Martin sniffed. "I know so."

"We can discuss my mental status some other time, don't you think?" Smith pointed to the prostrate woman on the table. "Hadn't you better tend to your patient?

Martin went back to bandaging the hand and wrist and then put an elastic wrap about the limb to compress the forearm. He tided up the table, ditching the instruments in the dirty tray, while the waste went into the biological hazard bin.

Smith had gone back to fiddling with the strange device of pumps and tubing, making a strange sound though his teeth – sort of a whirring, whistle, with glottal stops thrown in.

Martin washed and thoroughly dried his hands then pulled a blanket up about Donna Noble, tucking it around her for warmth. He then shouted at Smith. "Must you do that? Make the odd noise? It's irritating!"

Smith grinned. "Just telling her she'll be fine."

Martin pointed to Donna, still passed out on his examination table. "The patient is over here."

"And the other one is here," Smith said and rubbed the clear tube. A tendril of the thing stopped squirming about and put itself quite carefully against the inside of the tube opposite Smith's hand. "There, there," he said, stroking the tube.

Martin came over and looked hard at Smith. "You have gone total and utterly Bodmin."

"You haven't believed a word I've said, have you?" Smith told Martin, then grabbed his hand and pressed it tightly against the tube.

Martin fought to get his hand back but as he touched the smooth cool outside of the Perspex container, he felt the strangest disorientation. Somehow, he was inside the tube looking out – looking out at two gigantic deformed creatures, with extremely large heads, glaring eyes and dark holes in their faces filled with fierce looking teeth. "God!" he yelled, jerking his hand back and then rubbed his arms as gooseflesh jumped out all over his back and arms. "My God!"

Smith caressed the tube. "There, there. He didn't mean to scare you," he purred. He looked over at Martin. "Her name is, well… I don't think I can pronounce it. No human can."

"That thing has a name?"

"Of course. All creatures do you know. And her name is…" he tipped his head sadly, "unpronounceable, sadly by humans."

"Right," Martin sneered at the madman.

"Oh, before I forget, always a lot going on in my head, you see, she thanks you."

"She… erh, it, thanks me?"

"Says she didn't mean to cause any harm. When she realized she was in the wrong… being… she tried to reach the spinal cord so she could communicate directly with Donna, but…"

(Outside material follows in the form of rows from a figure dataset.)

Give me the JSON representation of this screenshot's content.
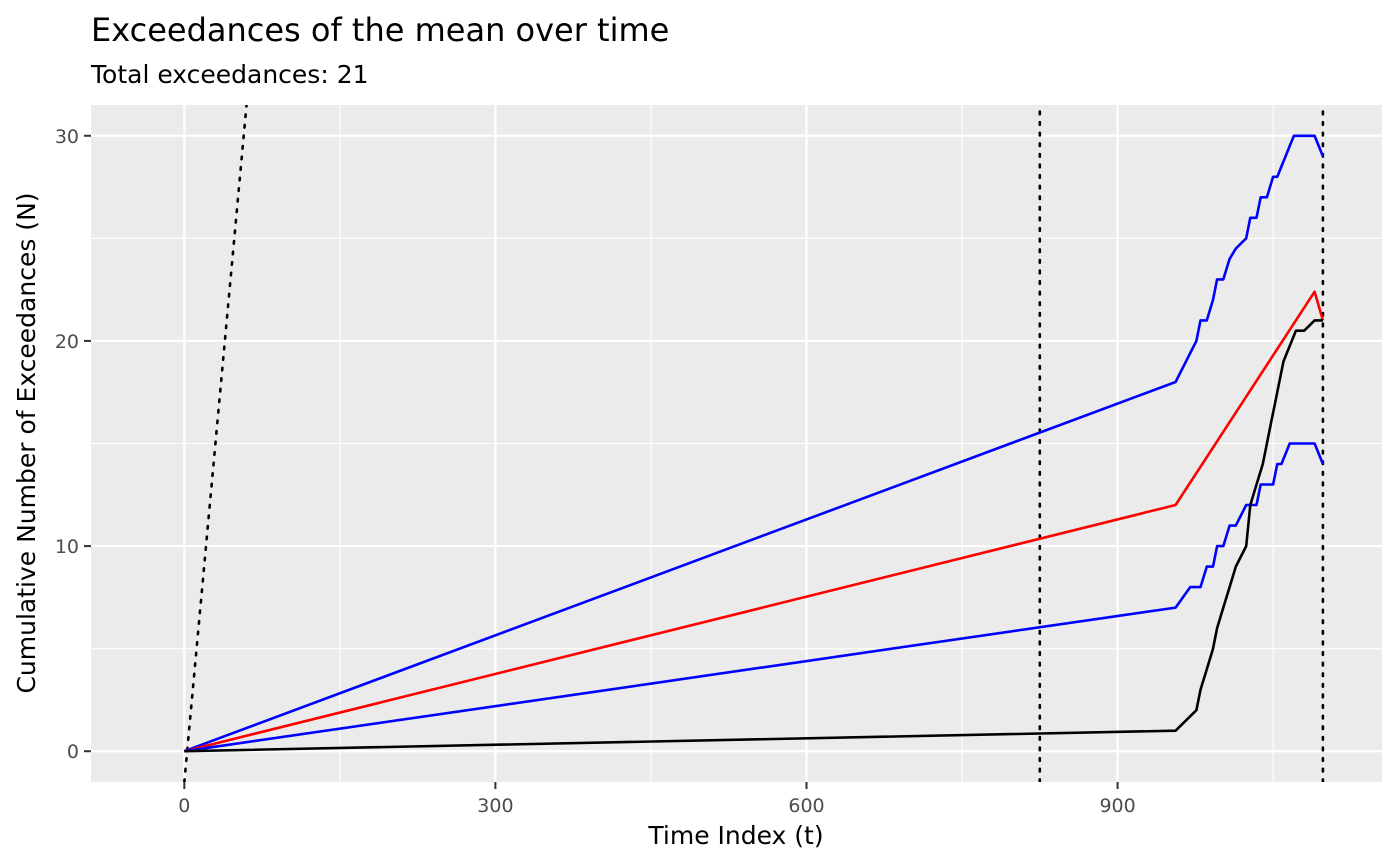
{
  "chart_data": {
    "type": "line",
    "title": "Exceedances of the mean over time",
    "subtitle": "Total exceedances: 21",
    "xlabel": "Time Index (t)",
    "ylabel": "Cumulative Number of Exceedances (N)",
    "xlim": [
      -90,
      1155
    ],
    "ylim": [
      -1.5,
      31.5
    ],
    "x_ticks": [
      0,
      300,
      600,
      900
    ],
    "y_ticks": [
      0,
      10,
      20,
      30
    ],
    "x_minor_ticks": [
      150,
      450,
      750,
      1050
    ],
    "y_minor_ticks": [
      5,
      15,
      25
    ],
    "grid": true,
    "background": "#ebebeb",
    "series": [
      {
        "color": "#0000ff",
        "x": [
          0,
          956,
          966,
          976,
          980,
          986,
          992,
          996,
          1002,
          1008,
          1014,
          1024,
          1028,
          1034,
          1038,
          1044,
          1050,
          1054,
          1058,
          1062,
          1066,
          1070,
          1080,
          1090,
          1098
        ],
        "y": [
          0,
          18,
          19,
          20,
          21,
          21,
          22,
          23,
          23,
          24,
          24.5,
          25,
          26,
          26,
          27,
          27,
          28,
          28,
          28.5,
          29,
          29.5,
          30,
          30,
          30,
          29
        ]
      },
      {
        "color": "#ff0000",
        "x": [
          0,
          956,
          1090,
          1098
        ],
        "y": [
          0,
          12,
          22.4,
          21
        ]
      },
      {
        "color": "#0000ff",
        "x": [
          0,
          956,
          970,
          980,
          986,
          992,
          996,
          1002,
          1008,
          1014,
          1024,
          1028,
          1034,
          1038,
          1044,
          1050,
          1054,
          1058,
          1062,
          1066,
          1070,
          1080,
          1090,
          1098
        ],
        "y": [
          0,
          7,
          8,
          8,
          9,
          9,
          10,
          10,
          11,
          11,
          12,
          12,
          12,
          13,
          13,
          13,
          14,
          14,
          14.5,
          15,
          15,
          15,
          15,
          14
        ]
      },
      {
        "color": "#000000",
        "x": [
          0,
          956,
          976,
          980,
          986,
          992,
          996,
          1002,
          1008,
          1014,
          1024,
          1028,
          1034,
          1040,
          1044,
          1048,
          1052,
          1056,
          1060,
          1064,
          1068,
          1072,
          1080,
          1090,
          1094,
          1098
        ],
        "y": [
          0,
          1,
          2,
          3,
          4,
          5,
          6,
          7,
          8,
          9,
          10,
          12,
          13,
          14,
          15,
          16,
          17,
          18,
          19,
          19.5,
          20,
          20.5,
          20.5,
          21,
          21,
          21
        ]
      }
    ],
    "reference_lines": [
      {
        "style": "dotted",
        "color": "#000000",
        "x": [
          0,
          60
        ],
        "y": [
          -1.5,
          31.5
        ]
      },
      {
        "style": "dotted",
        "color": "#000000",
        "x": [
          825,
          825
        ],
        "y": [
          -1.5,
          31.5
        ]
      },
      {
        "style": "dotted",
        "color": "#000000",
        "x": [
          1098,
          1098
        ],
        "y": [
          -1.5,
          31.5
        ]
      }
    ]
  }
}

"Yeah, that was not possible." Martin sighed. None of this made any sense to him. Yet the humming machinery was apparently keeping the thing alive and it was no longer agitated and thrashing about inside the transparent tube.

Smith put his fingers on the tube, closed his eyes, and muttered something in a low voice. Then in a high squeaky voice he said, "Thank you for saving me. Now I will sleep. Goodbye Doctor Ellingham."

The way in which Smith spoke raised the hair on his neck. "Ok. Now you'll say that was it… her speaking."

Smith's hand fell from the machine, as he yawned and blinked his eyes rapidly. "Not speaking actually, more of a mind to mind transfer." He rubbed his face and stumbled back. "Took a lot out of me."

Martin grabbed Smith and steered him to the visitor's chair, where Smith grabbed the arms and began deep breathing.

"Sorry, Doc! The neural equivalents weren't very exact. I had to approximate the words." He scratched his chin. "Most of what I got was mostly emotional feelings. Oh and she says you have very large hands, for a human. She quite likes them."

"Rubbish!"

"All the same," Smith went on. "She does think that you have quite a skill. Oh, yes…" he rubbed his neck nervously. "Don't know quite how to say this or quite what she meant, but…"

"Go on."

Smith smiled his all teeth smile and his eyes flashed happily. "She told me that you should… ahem… tell Louisa, whoever that is, how you feel about her. Said she could tell you're quite keen on her. Says not to waste any more time."

"What? Martin had turned to the patient, the human one, but that comment brought him up short. "That thing read my mind?"

Smith nodded his head up and down.

Any possible further discussion was interrupted by Donna Noble starting to stir and moan. "Doctor?" her voice came out slurred.

Martin and Smith responded as one. "Yes?" and gave each other a confused look.